Catalysis with a spin - controlling electron spin-polarisation through chirality

Aim & Novelty: Organic semiconductors have been explored as an emerging material class for flexible and wearable electronics, however the controlled manipulation of electronic spin in these materials has mainly been disregarded to date. Organic semiconductors, typically composed of elements with low atomic numbers (Z), possess very weak spin-orbit coupling which allows for spin polarisation to be maintained over longer time scales (>10 microsecond), offering unprecedented opportunities for magnetic sensing, information storage, low power electronics and photocatalysis. Chiral molecules possess high spin selectivity for redox processes under a magnetic field and their electronic transport depends on the spin orientation of the electrons.
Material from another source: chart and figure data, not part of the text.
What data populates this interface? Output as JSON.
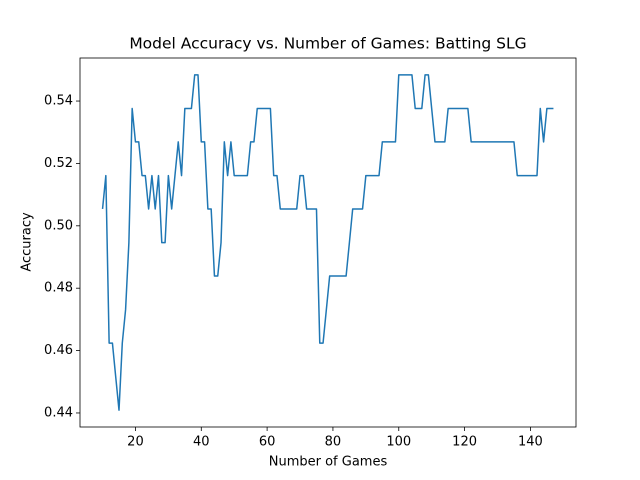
{
  "chart_data": {
    "type": "line",
    "title": "Model Accuracy vs. Number of Games: Batting SLG",
    "x_label": "Number of Games",
    "y_label": "Accuracy",
    "x": [
      10,
      11,
      12,
      13,
      14,
      15,
      16,
      17,
      18,
      19,
      20,
      21,
      22,
      23,
      24,
      25,
      26,
      27,
      28,
      29,
      30,
      31,
      32,
      33,
      34,
      35,
      36,
      37,
      38,
      39,
      40,
      41,
      42,
      43,
      44,
      45,
      46,
      47,
      48,
      49,
      50,
      51,
      52,
      53,
      54,
      55,
      56,
      57,
      58,
      59,
      60,
      61,
      62,
      63,
      64,
      65,
      66,
      67,
      68,
      69,
      70,
      71,
      72,
      73,
      74,
      75,
      76,
      77,
      78,
      79,
      80,
      81,
      82,
      83,
      84,
      85,
      86,
      87,
      88,
      89,
      90,
      91,
      92,
      93,
      94,
      95,
      96,
      97,
      98,
      99,
      100,
      101,
      102,
      103,
      104,
      105,
      106,
      107,
      108,
      109,
      110,
      111,
      112,
      113,
      114,
      115,
      116,
      117,
      118,
      119,
      120,
      121,
      122,
      123,
      124,
      125,
      126,
      127,
      128,
      129,
      130,
      131,
      132,
      133,
      134,
      135,
      136,
      137,
      138,
      139,
      140,
      141,
      142,
      143,
      144,
      145,
      146,
      147
    ],
    "series": [
      {
        "name": "Accuracy",
        "color": "#1f77b4",
        "values": [
          0.5054,
          0.5161,
          0.4624,
          0.4624,
          0.4516,
          0.4409,
          0.4624,
          0.4731,
          0.4946,
          0.5376,
          0.5269,
          0.5269,
          0.5161,
          0.5161,
          0.5054,
          0.5161,
          0.5054,
          0.5161,
          0.4946,
          0.4946,
          0.5161,
          0.5054,
          0.5161,
          0.5269,
          0.5161,
          0.5376,
          0.5376,
          0.5376,
          0.5484,
          0.5484,
          0.5269,
          0.5269,
          0.5054,
          0.5054,
          0.4839,
          0.4839,
          0.4946,
          0.5269,
          0.5161,
          0.5269,
          0.5161,
          0.5161,
          0.5161,
          0.5161,
          0.5161,
          0.5269,
          0.5269,
          0.5376,
          0.5376,
          0.5376,
          0.5376,
          0.5376,
          0.5161,
          0.5161,
          0.5054,
          0.5054,
          0.5054,
          0.5054,
          0.5054,
          0.5054,
          0.5161,
          0.5161,
          0.5054,
          0.5054,
          0.5054,
          0.5054,
          0.4624,
          0.4624,
          0.4731,
          0.4839,
          0.4839,
          0.4839,
          0.4839,
          0.4839,
          0.4839,
          0.4946,
          0.5054,
          0.5054,
          0.5054,
          0.5054,
          0.5161,
          0.5161,
          0.5161,
          0.5161,
          0.5161,
          0.5269,
          0.5269,
          0.5269,
          0.5269,
          0.5269,
          0.5484,
          0.5484,
          0.5484,
          0.5484,
          0.5484,
          0.5376,
          0.5376,
          0.5376,
          0.5484,
          0.5484,
          0.5376,
          0.5269,
          0.5269,
          0.5269,
          0.5269,
          0.5376,
          0.5376,
          0.5376,
          0.5376,
          0.5376,
          0.5376,
          0.5376,
          0.5269,
          0.5269,
          0.5269,
          0.5269,
          0.5269,
          0.5269,
          0.5269,
          0.5269,
          0.5269,
          0.5269,
          0.5269,
          0.5269,
          0.5269,
          0.5269,
          0.5161,
          0.5161,
          0.5161,
          0.5161,
          0.5161,
          0.5161,
          0.5161,
          0.5376,
          0.5269,
          0.5376,
          0.5376,
          0.5376
        ]
      }
    ],
    "xlim": [
      3.15,
      153.85
    ],
    "ylim": [
      0.4355,
      0.5538
    ],
    "xticks": [
      20,
      40,
      60,
      80,
      100,
      120,
      140
    ],
    "yticks": [
      0.44,
      0.46,
      0.48,
      {
        "value": 0.5,
        "label": "0.50"
      },
      0.52,
      0.54
    ],
    "grid": false
  }
}
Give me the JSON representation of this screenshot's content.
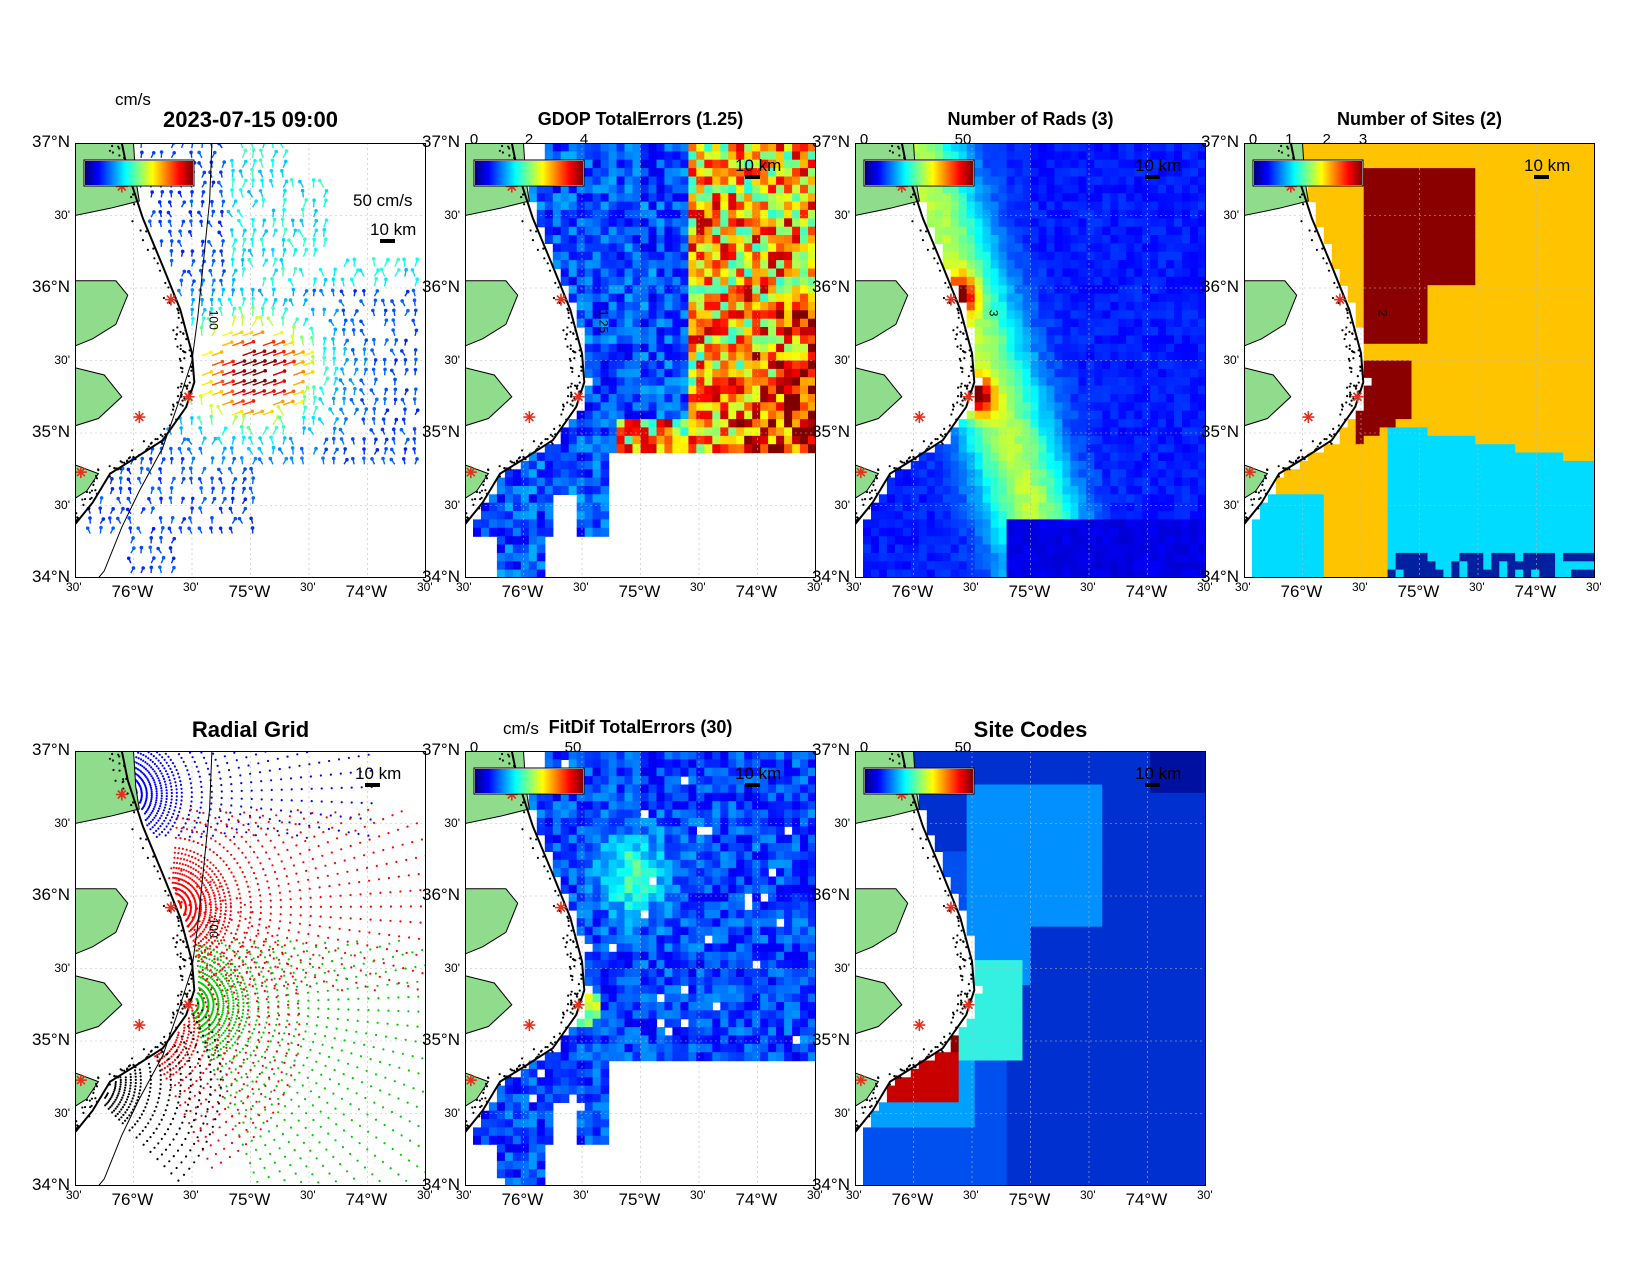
{
  "figure": {
    "axis_labels": {
      "lat": [
        "37°N",
        "30'",
        "36°N",
        "30'",
        "35°N",
        "30'",
        "34°N"
      ],
      "lon": [
        "30'",
        "76°W",
        "30'",
        "75°W",
        "30'",
        "74°W",
        "30'"
      ]
    },
    "scale_label": "10 km",
    "site_marker_color": "#e0301e",
    "land_color": "#8fdc8c",
    "panels": [
      {
        "id": "currents",
        "title": "2023-07-15 09:00",
        "unit": "cm/s",
        "cb_ticks": [],
        "extra_label": "50 cm/s",
        "contour_label": "100"
      },
      {
        "id": "gdop",
        "title": "GDOP TotalErrors (1.25)",
        "unit": "",
        "cb_ticks": [
          "0",
          "2",
          "4"
        ],
        "contour_label": "1.25"
      },
      {
        "id": "rads",
        "title": "Number of Rads (3)",
        "unit": "",
        "cb_ticks": [
          "0",
          "50"
        ],
        "contour_label": "3"
      },
      {
        "id": "sites",
        "title": "Number of Sites (2)",
        "unit": "",
        "cb_ticks": [
          "0",
          "1",
          "2",
          "3"
        ],
        "contour_label": "2"
      },
      {
        "id": "radial",
        "title": "Radial Grid",
        "unit": "",
        "cb_ticks": [],
        "contour_label": "100"
      },
      {
        "id": "fitdif",
        "title": "FitDif TotalErrors (30)",
        "unit": "cm/s",
        "cb_ticks": [
          "0",
          "50"
        ]
      },
      {
        "id": "codes",
        "title": "Site Codes",
        "unit": "",
        "cb_ticks": [
          "0",
          "50"
        ]
      }
    ]
  }
}
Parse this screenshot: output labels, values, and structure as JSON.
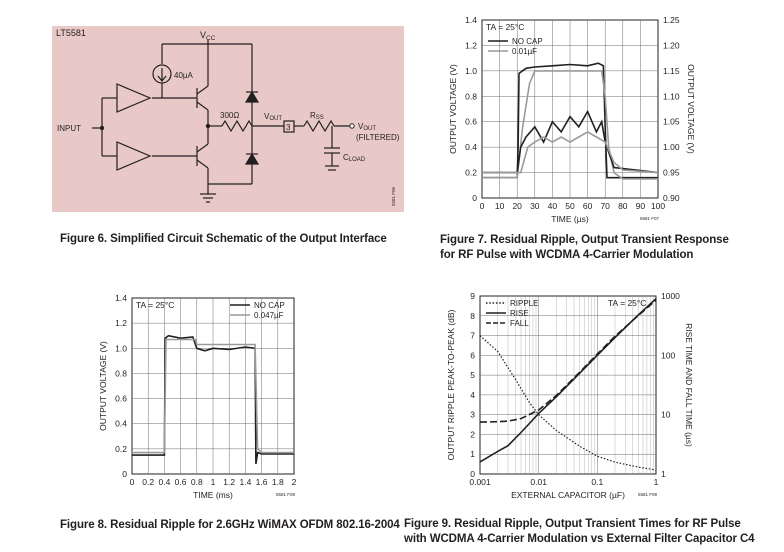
{
  "figures": {
    "fig6": {
      "caption": "Figure 6. Simplified Circuit Schematic of the Output Interface",
      "part": "LT5581",
      "vcc": "V",
      "vcc_sub": "CC",
      "current_source": "40µA",
      "resistor": "300Ω",
      "vout": "V",
      "vout_sub": "OUT",
      "pin": "3",
      "rss": "R",
      "rss_sub": "SS",
      "vout_filtered": "V",
      "vout_filtered_sub": "OUT",
      "filtered": "(FILTERED)",
      "cload": "C",
      "cload_sub": "LOAD",
      "input": "INPUT",
      "code": "5581 F06",
      "colors": {
        "box": "#e9c9c7",
        "wire": "#231f20"
      }
    },
    "fig7": {
      "caption_line1": "Figure 7. Residual Ripple, Output Transient Response",
      "caption_line2": "for RF Pulse with WCDMA 4-Carrier Modulation",
      "code": "5581 F07"
    },
    "fig8": {
      "caption": "Figure 8. Residual Ripple for 2.6GHz WiMAX OFDM 802.16-2004",
      "code": "5581 F08"
    },
    "fig9": {
      "caption_line1": "Figure 9. Residual Ripple, Output Transient Times for RF Pulse",
      "caption_line2": "with WCDMA 4-Carrier Modulation vs External Filter Capacitor C4",
      "code": "5581 F09"
    }
  },
  "chart_data": [
    {
      "id": "fig7",
      "type": "line",
      "title": "",
      "annotation": "TA = 25°C",
      "xlabel": "TIME (µs)",
      "ylabel": "OUTPUT VOLTAGE (V)",
      "y2label": "OUTPUT VOLTAGE (V)",
      "xlim": [
        0,
        100
      ],
      "ylim": [
        0,
        1.4
      ],
      "y2lim": [
        0.9,
        1.25
      ],
      "xticks": [
        "0",
        "10",
        "20",
        "30",
        "40",
        "50",
        "60",
        "70",
        "80",
        "90",
        "100"
      ],
      "yticks": [
        "0",
        "0.2",
        "0.4",
        "0.6",
        "0.8",
        "1.0",
        "1.2",
        "1.4"
      ],
      "y2ticks": [
        "0.90",
        "0.95",
        "1.00",
        "1.05",
        "1.10",
        "1.15",
        "1.20",
        "1.25"
      ],
      "grid": true,
      "legend_position": "top-left",
      "series": [
        {
          "name": "NO CAP",
          "color": "#231f20",
          "axis": "left",
          "x": [
            0,
            20,
            20.5,
            21,
            25,
            30,
            40,
            50,
            60,
            66,
            69,
            70,
            71,
            100
          ],
          "y": [
            0.16,
            0.16,
            0.4,
            0.98,
            1.02,
            1.03,
            1.04,
            1.05,
            1.04,
            1.06,
            1.04,
            0.55,
            0.16,
            0.16
          ]
        },
        {
          "name": "0.01µF",
          "color": "#9a9a9a",
          "axis": "left",
          "x": [
            0,
            20,
            23,
            27,
            30,
            40,
            50,
            60,
            68,
            70,
            72,
            75,
            80,
            100
          ],
          "y": [
            0.16,
            0.16,
            0.55,
            0.9,
            1.0,
            1.0,
            1.0,
            1.0,
            1.0,
            0.8,
            0.4,
            0.2,
            0.15,
            0.15
          ]
        },
        {
          "name": "NO CAP",
          "color": "#231f20",
          "axis": "right",
          "x": [
            0,
            20,
            22,
            25,
            30,
            35,
            40,
            45,
            50,
            55,
            60,
            65,
            68,
            70,
            75,
            100
          ],
          "y": [
            0.95,
            0.95,
            1.0,
            1.02,
            1.04,
            1.01,
            1.05,
            1.03,
            1.06,
            1.04,
            1.07,
            1.03,
            1.05,
            1.01,
            0.96,
            0.95
          ]
        },
        {
          "name": "0.01µF",
          "color": "#9a9a9a",
          "axis": "right",
          "x": [
            0,
            22,
            26,
            30,
            35,
            40,
            45,
            50,
            55,
            60,
            65,
            70,
            75,
            80,
            100
          ],
          "y": [
            0.95,
            0.95,
            1.0,
            1.01,
            1.02,
            1.01,
            1.02,
            1.01,
            1.02,
            1.03,
            1.02,
            1.01,
            0.97,
            0.955,
            0.95
          ]
        }
      ]
    },
    {
      "id": "fig8",
      "type": "line",
      "title": "",
      "annotation": "TA = 25°C",
      "xlabel": "TIME (ms)",
      "ylabel": "OUTPUT VOLTAGE (V)",
      "xlim": [
        0,
        2
      ],
      "ylim": [
        0,
        1.4
      ],
      "xticks": [
        "0",
        "0.2",
        "0.4",
        "0.6",
        "0.8",
        "1",
        "1.2",
        "1.4",
        "1.6",
        "1.8",
        "2"
      ],
      "yticks": [
        "0",
        "0.2",
        "0.4",
        "0.6",
        "0.8",
        "1.0",
        "1.2",
        "1.4"
      ],
      "grid": true,
      "legend_position": "top-right",
      "series": [
        {
          "name": "NO CAP",
          "color": "#231f20",
          "x": [
            0,
            0.4,
            0.41,
            0.45,
            0.6,
            0.75,
            0.8,
            0.9,
            1.0,
            1.2,
            1.4,
            1.52,
            1.53,
            1.55,
            1.6,
            2.0
          ],
          "y": [
            0.15,
            0.15,
            1.08,
            1.1,
            1.08,
            1.09,
            1.0,
            0.98,
            1.0,
            0.99,
            1.01,
            1.0,
            0.08,
            0.17,
            0.16,
            0.16
          ]
        },
        {
          "name": "0.047µF",
          "color": "#9a9a9a",
          "x": [
            0,
            0.4,
            0.42,
            0.6,
            0.78,
            0.8,
            1.0,
            1.2,
            1.52,
            1.55,
            1.6,
            2.0
          ],
          "y": [
            0.17,
            0.17,
            1.07,
            1.07,
            1.07,
            1.03,
            1.03,
            1.03,
            1.03,
            0.2,
            0.17,
            0.17
          ]
        }
      ]
    },
    {
      "id": "fig9",
      "type": "line",
      "title": "",
      "annotation": "TA = 25°C",
      "xlabel": "EXTERNAL CAPACITOR (µF)",
      "ylabel": "OUTPUT RIPPLE PEAK-TO-PEAK (dB)",
      "y2label": "RISE TIME AND FALL TIME (µs)",
      "xscale": "log",
      "xlim": [
        0.001,
        1
      ],
      "ylim": [
        0,
        9
      ],
      "y2scale": "log",
      "y2lim": [
        1,
        1000
      ],
      "xticks": [
        "0.001",
        "0.01",
        "0.1",
        "1"
      ],
      "yticks": [
        "0",
        "1",
        "2",
        "3",
        "4",
        "5",
        "6",
        "7",
        "8",
        "9"
      ],
      "y2ticks": [
        "1",
        "10",
        "100",
        "1000"
      ],
      "grid": true,
      "legend_position": "top-left",
      "series": [
        {
          "name": "RIPPLE",
          "style": "dotted",
          "axis": "left",
          "x": [
            0.001,
            0.002,
            0.004,
            0.007,
            0.01,
            0.02,
            0.05,
            0.1,
            0.2,
            0.5,
            1.0
          ],
          "y": [
            7.0,
            6.2,
            4.8,
            3.6,
            3.0,
            2.2,
            1.4,
            0.9,
            0.6,
            0.35,
            0.2
          ]
        },
        {
          "name": "RISE",
          "style": "solid",
          "axis": "right",
          "x": [
            0.001,
            0.002,
            0.003,
            0.005,
            0.01,
            0.02,
            0.05,
            0.1,
            0.2,
            0.5,
            1.0
          ],
          "y": [
            1.6,
            2.4,
            3.0,
            5.0,
            10.5,
            20,
            50,
            100,
            200,
            480,
            900
          ]
        },
        {
          "name": "FALL",
          "style": "dashed",
          "axis": "right",
          "x": [
            0.001,
            0.002,
            0.003,
            0.005,
            0.01,
            0.02,
            0.05,
            0.1,
            0.2,
            0.5,
            1.0
          ],
          "y": [
            7.5,
            7.6,
            7.8,
            8.6,
            12,
            21,
            52,
            105,
            210,
            470,
            850
          ]
        }
      ]
    }
  ]
}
This property can be of paramount significance for electrochemical reactions and can provide control over the electron pathway by using a chiral system to act as a spin filter. The control of chemical kinetics through spin selection could have extraordinary consequences in controlling redox processes and presents a radical departure from traditional methods of electrochemical reaction rate control. This project aims to examine the effect of the spin on the photogenerated charge carriers' transfer and recombination in chiral hybrid photocatalytic nanostructures to prevent for example the formation of undesired side reactions, such as hydrogen peroxide formation during the photocatalytic water splitting reaction.

Impact: The interdisciplinary character of the project bridges the gap between fundamental curiosity-driven research and new organic spin-selective photocatalysts, and will contribute to the UK's long-term target of a net-zero carbon economy. Furthermore, the proposed research aligns with EPSRC's "Manufacturing the Future", "Energy" and "Light-Matter Interaction" themes, as well as covering fundamental aspects of soft-matter research, one of the EPSRC's growth areas.

Research area expansion: The project will provide the opportunity to develop both ultrafast experimental methods and associated data analysis for a new class of organic materials and highly topical applications to demonstrate the potential of ultrafast techniques to a whole new scientific community, opening new pump-prime funding opportunities with industry as well as with other departments (i.e. Chemical Engineering).